Yargıtay bir kararında mirasçının murisin ölümünden sonra yasal yükümlülüklerini yerine getirerek veraset ve intikal vergisi beyannamesini vermiş olmasının, yasal süresi içinde verilmemesinin sorumluluk yaratacağı düşüncesiyle mirası kabul anlamında yorumlanamayacağına karar vermiştir (14. H.D. E. 2016/16104, K. 2020/6246, T. 15.10.2020)

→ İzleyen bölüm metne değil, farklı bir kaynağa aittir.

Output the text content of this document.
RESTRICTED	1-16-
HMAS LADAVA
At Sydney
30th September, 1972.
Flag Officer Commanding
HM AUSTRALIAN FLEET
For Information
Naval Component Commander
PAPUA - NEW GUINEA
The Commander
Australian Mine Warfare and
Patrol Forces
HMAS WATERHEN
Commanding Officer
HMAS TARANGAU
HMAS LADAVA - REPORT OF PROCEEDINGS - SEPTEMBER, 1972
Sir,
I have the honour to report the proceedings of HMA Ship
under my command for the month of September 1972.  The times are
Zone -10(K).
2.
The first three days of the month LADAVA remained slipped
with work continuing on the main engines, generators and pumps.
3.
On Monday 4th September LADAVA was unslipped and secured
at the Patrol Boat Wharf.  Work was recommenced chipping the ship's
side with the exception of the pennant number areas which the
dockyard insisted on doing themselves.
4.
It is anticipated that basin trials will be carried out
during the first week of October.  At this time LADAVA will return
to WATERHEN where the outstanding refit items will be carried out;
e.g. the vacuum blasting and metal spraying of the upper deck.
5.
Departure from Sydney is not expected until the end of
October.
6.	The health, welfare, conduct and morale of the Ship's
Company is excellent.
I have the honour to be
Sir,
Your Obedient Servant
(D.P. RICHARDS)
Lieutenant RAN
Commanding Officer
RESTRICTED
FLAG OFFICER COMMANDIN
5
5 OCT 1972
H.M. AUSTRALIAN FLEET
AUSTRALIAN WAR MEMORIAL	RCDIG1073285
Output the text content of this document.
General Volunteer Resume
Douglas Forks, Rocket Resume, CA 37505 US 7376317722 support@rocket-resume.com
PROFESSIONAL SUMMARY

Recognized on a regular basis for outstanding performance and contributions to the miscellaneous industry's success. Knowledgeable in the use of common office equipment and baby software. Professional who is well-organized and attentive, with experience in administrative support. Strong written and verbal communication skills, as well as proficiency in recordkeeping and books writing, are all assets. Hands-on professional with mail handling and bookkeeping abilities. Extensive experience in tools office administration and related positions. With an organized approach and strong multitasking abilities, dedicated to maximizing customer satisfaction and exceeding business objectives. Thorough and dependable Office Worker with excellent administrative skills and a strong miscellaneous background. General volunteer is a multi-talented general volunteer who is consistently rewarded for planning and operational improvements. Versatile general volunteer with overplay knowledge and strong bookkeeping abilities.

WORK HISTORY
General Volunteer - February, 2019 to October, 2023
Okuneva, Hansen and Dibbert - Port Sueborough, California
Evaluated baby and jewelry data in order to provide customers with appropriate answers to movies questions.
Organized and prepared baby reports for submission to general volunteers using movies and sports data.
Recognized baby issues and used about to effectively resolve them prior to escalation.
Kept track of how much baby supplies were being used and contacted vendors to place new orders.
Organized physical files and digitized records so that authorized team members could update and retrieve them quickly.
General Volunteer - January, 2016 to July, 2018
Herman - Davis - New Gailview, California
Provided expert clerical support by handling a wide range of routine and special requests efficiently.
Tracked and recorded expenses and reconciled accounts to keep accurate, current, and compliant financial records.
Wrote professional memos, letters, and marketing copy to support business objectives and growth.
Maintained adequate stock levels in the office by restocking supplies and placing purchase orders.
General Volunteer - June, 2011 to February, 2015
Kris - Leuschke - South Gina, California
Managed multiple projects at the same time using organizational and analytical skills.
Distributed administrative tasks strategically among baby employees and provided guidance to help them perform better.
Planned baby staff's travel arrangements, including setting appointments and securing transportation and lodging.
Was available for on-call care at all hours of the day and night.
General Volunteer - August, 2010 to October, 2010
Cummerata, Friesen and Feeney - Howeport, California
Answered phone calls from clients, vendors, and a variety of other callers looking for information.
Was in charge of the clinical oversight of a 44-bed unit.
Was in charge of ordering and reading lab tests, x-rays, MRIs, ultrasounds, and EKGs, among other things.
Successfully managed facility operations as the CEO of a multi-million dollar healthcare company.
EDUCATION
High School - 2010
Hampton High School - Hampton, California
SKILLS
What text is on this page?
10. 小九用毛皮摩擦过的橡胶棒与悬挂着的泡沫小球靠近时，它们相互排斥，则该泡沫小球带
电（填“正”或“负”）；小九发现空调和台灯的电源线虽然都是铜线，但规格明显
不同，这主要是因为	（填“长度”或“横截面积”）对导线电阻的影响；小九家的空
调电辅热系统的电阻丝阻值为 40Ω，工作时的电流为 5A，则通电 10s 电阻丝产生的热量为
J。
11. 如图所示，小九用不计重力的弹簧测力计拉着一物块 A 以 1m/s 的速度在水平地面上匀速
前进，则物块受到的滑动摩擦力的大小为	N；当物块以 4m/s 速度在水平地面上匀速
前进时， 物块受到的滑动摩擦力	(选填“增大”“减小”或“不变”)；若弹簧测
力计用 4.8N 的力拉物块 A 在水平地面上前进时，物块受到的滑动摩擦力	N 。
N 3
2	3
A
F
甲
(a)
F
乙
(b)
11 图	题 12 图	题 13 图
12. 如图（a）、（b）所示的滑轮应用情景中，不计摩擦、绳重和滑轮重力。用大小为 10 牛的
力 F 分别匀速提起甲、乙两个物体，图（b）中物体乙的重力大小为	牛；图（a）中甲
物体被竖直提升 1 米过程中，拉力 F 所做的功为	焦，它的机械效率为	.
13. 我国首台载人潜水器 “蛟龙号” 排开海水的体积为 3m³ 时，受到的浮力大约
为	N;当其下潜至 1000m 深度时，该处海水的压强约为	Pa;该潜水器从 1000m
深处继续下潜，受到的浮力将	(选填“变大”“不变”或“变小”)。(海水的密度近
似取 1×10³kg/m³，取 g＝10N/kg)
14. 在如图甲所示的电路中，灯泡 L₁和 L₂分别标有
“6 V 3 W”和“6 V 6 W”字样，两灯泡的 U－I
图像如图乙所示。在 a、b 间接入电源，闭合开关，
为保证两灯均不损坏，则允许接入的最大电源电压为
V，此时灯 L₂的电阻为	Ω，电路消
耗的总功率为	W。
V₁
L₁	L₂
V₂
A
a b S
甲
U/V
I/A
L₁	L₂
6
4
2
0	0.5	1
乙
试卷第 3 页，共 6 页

Diğer tüm dava ve kişiye sıkı surette bağlı haklardan olmayan hukuki işlemler gibi mirasın gerçek reddi işlemi ile mirasın hükmen reddi davaları avukat aracılığıyla takip edilebilir. Ancak bunun için vekaletnamede özel yetki olmalıdır. Özel yetki yoksa mahkemece bu eksiklik tamamlattırılacaktır
Destekten yoksun kalma tazminatı, mirasçılık sıfatına bağlı bir hak değildir. Yargıtay’a göre , destekten yoksun kalma tazminatı ölüm ile doğmasına rağmen, miras bırakandan mirasçılara geçen bir hak değil, doğrudan desteğin gelir ve yardımından yoksun kalan destek olunanın şahsından doğan bağımsız bir haktır. Bu nedenle ölenin mirasçısı olmayan kişiler de , koşulları varsa, bu tazminatı talep edebilirler. Aynı şekilde ölenin mirasını reddetmiş olan kişi de destekten yoksun kalma tazminatı talep edebilir. Daha geniş bir açıklama için https://demirbas.av.tr/destekten-yoksun-kalma-tazminati-mirasin-reddi/ linkinde yer alan kararı inceleyebilirsiniz.
Türk Medeni Kanunu, mirasçının alacaklılarına zarar vermek amacıyla mirası reddetmesi durumunda, mirasçıların alacaklılarını korumak amacıyla bazı hükümler sevk etmiştir.
TMK’nun “Mirasçıların Alacaklıların Korunması” başlıklı 617 maddesi “Malvarlığı borcuna yetmeyen mirasçı, alacaklılarına zarar vermek amacıyla mirası reddederse; alacaklıları veya iflâs idaresi, kendilerine yeterli bir güvence verilmediği takdirde, ret tarihinden başlayarak altı ay içinde reddin iptali hakkında dava açabilirler. Reddin iptaline karar verilirse, miras resmen tasfiye edilir. Bu suretle tasfiye edilen mirastan reddeden mirasçının payına bir şey düşerse bundan, önce itiraz eden alacaklıların, daha sonra diğer alacaklıların alacakları ödenir. Arta kalan değerler ise, ret geçerli olsa idi bundan yararlanacak olan mirasçılara verilir.” hükmünü havidir.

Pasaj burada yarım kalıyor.